Several Tang authors wrote large collections of prescriptions, continuing a literary tradition documented since the 2nd century BC. The two most outstanding works to be named here were those by Sun Simiao (581-682?) and Wang Tao (c.670-755). The latter was a librarian who copied more than six thousand formulas, categorized in 1,104 sections, from sixty-five older works and published them under the title Wciitai Miyao. Twenty-four sections, for example, were devoted to ophthalmology. They reflect the Indian origin of much Chinese knowledge on ailments of the eye and, in particular, of cataract surgery.

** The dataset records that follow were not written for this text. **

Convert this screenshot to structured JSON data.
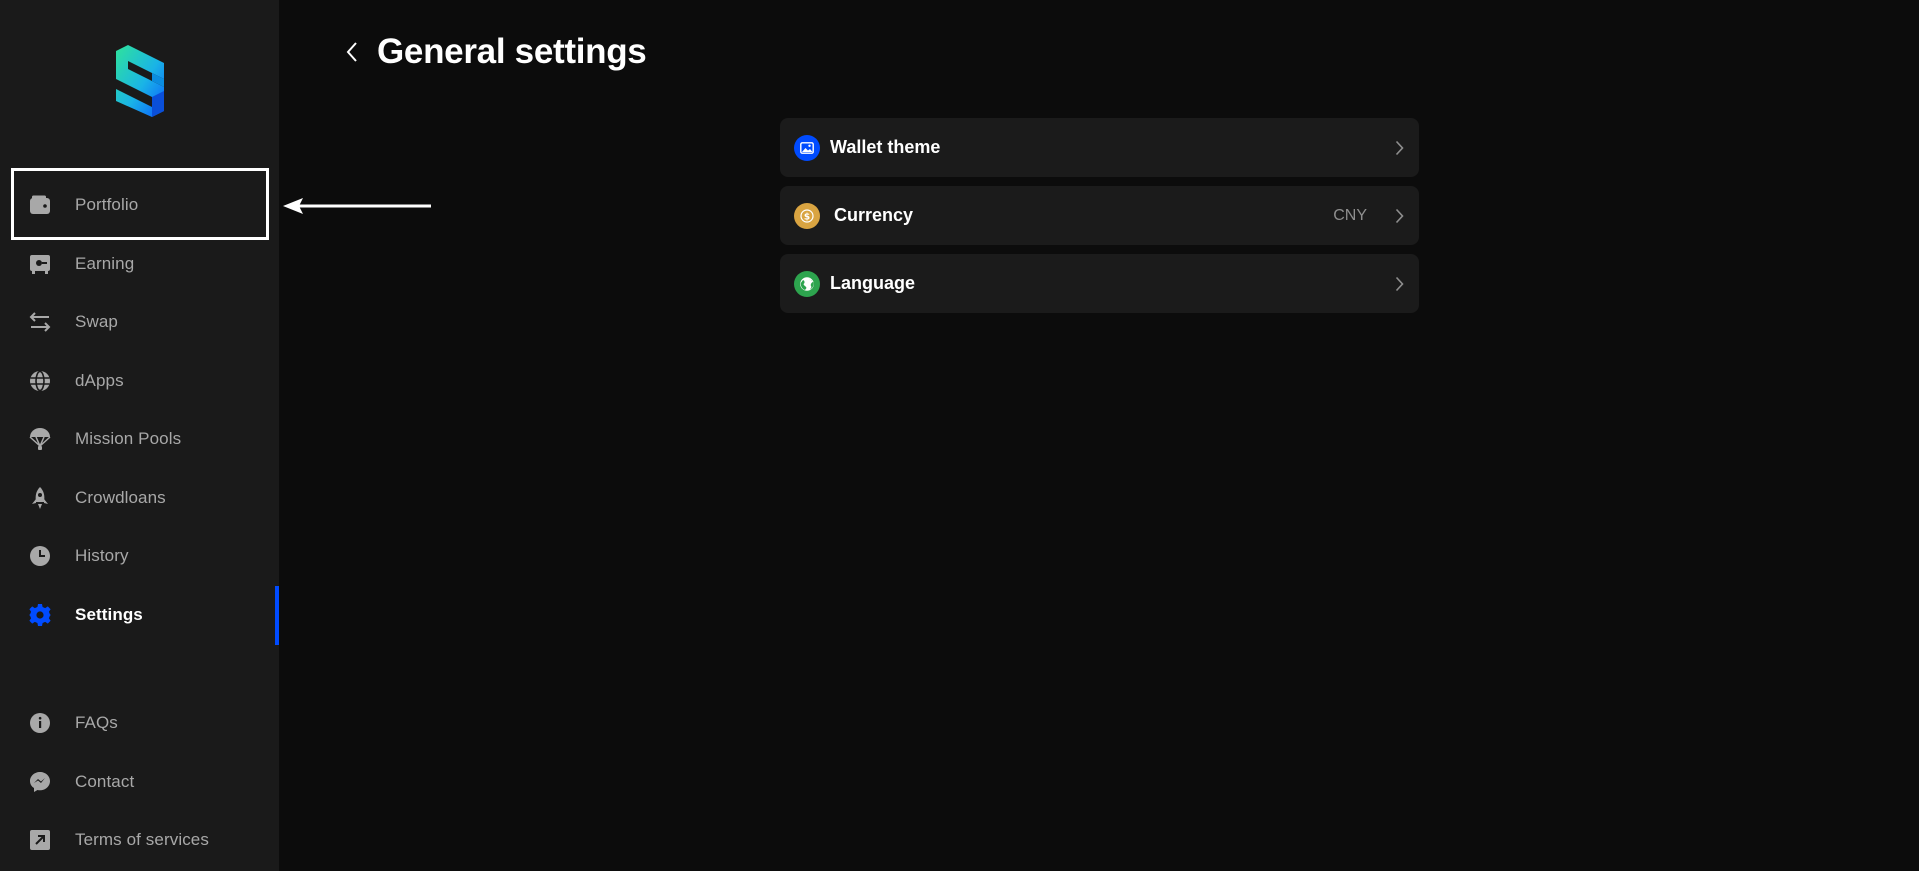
{
  "colors": {
    "sidebar_bg": "#1a1a1a",
    "page_bg": "#0c0c0c",
    "accent": "#004bff",
    "row_bg": "#1b1b1b"
  },
  "sidebar": {
    "items": [
      {
        "label": "Portfolio",
        "icon": "wallet-icon"
      },
      {
        "label": "Earning",
        "icon": "safe-icon"
      },
      {
        "label": "Swap",
        "icon": "swap-arrows-icon"
      },
      {
        "label": "dApps",
        "icon": "globe-icon"
      },
      {
        "label": "Mission Pools",
        "icon": "parachute-icon"
      },
      {
        "label": "Crowdloans",
        "icon": "rocket-icon"
      },
      {
        "label": "History",
        "icon": "clock-icon"
      },
      {
        "label": "Settings",
        "icon": "gear-icon",
        "active": true
      }
    ],
    "footer_items": [
      {
        "label": "FAQs",
        "icon": "info-icon"
      },
      {
        "label": "Contact",
        "icon": "messenger-icon"
      },
      {
        "label": "Terms of services",
        "icon": "external-link-icon"
      }
    ]
  },
  "header": {
    "title": "General settings"
  },
  "settings": {
    "rows": [
      {
        "label": "Wallet theme",
        "value": "",
        "icon": "image-icon",
        "icon_color": "#004bff"
      },
      {
        "label": "Currency",
        "value": "CNY",
        "icon": "coin-icon",
        "icon_color": "#d9a441"
      },
      {
        "label": "Language",
        "value": "",
        "icon": "globe-icon",
        "icon_color": "#2da44e"
      }
    ]
  }
}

Sun Simiao was the most eminent physician and author not only of the Tang dynasty but of the entire first millennium AD. He was a broadly educated intellectual and physician; his worldview integrated notions of all three of the major currents competing at his time - Confucianism, Daoism and Buddhism. Sun Simiao gained fame during his lifetime as a clinician (he was summoned to the imperial court at least once) and as the author of the Prescriptions Worth Thousands in Gold (Qianjinfang) and its sequel. In contrast to developments in the 12th century, physicians relied on prescriptions and single substances to treat their patients’ illnesses. The theories of systematic correspondences, characteristic of the acupuncture tradition, had not been extended to cover pharmacology yet.

Sun Simiao rose to the pantheon of Chinese popular Buddhism in about the 13th century. He was revered as paramount Medicine God. He gained this extraordinary position in Chinese collective memory not only because he was an outstanding clinician and writer, but also for his ethical concerns. Sun Simiao was the first Chinese author to compose an elaborate medical ethical code. Even though based on Buddhist and Confucian values, his deontology is comparable to the Hippocratic Oath. It initiated a debate on the task of medicine, its professional obligations, social position and moral justification that continued until the arrival of Western medicine in the 19th century.

Despite or - more likely - because of its long-lasting affluence and political stability, the Tang dynasty did not add any significantly new ideas to the interpretation of illness, health, and healing. Medical thought reflects human anxieties; changes in medical thought always occur in the context of new existential fears or of fundamentally changed social circumstances. Nevertheless, medicine was a most fascinating ingredient of Tang civilization and it left a rich legacy to subsequent centuries.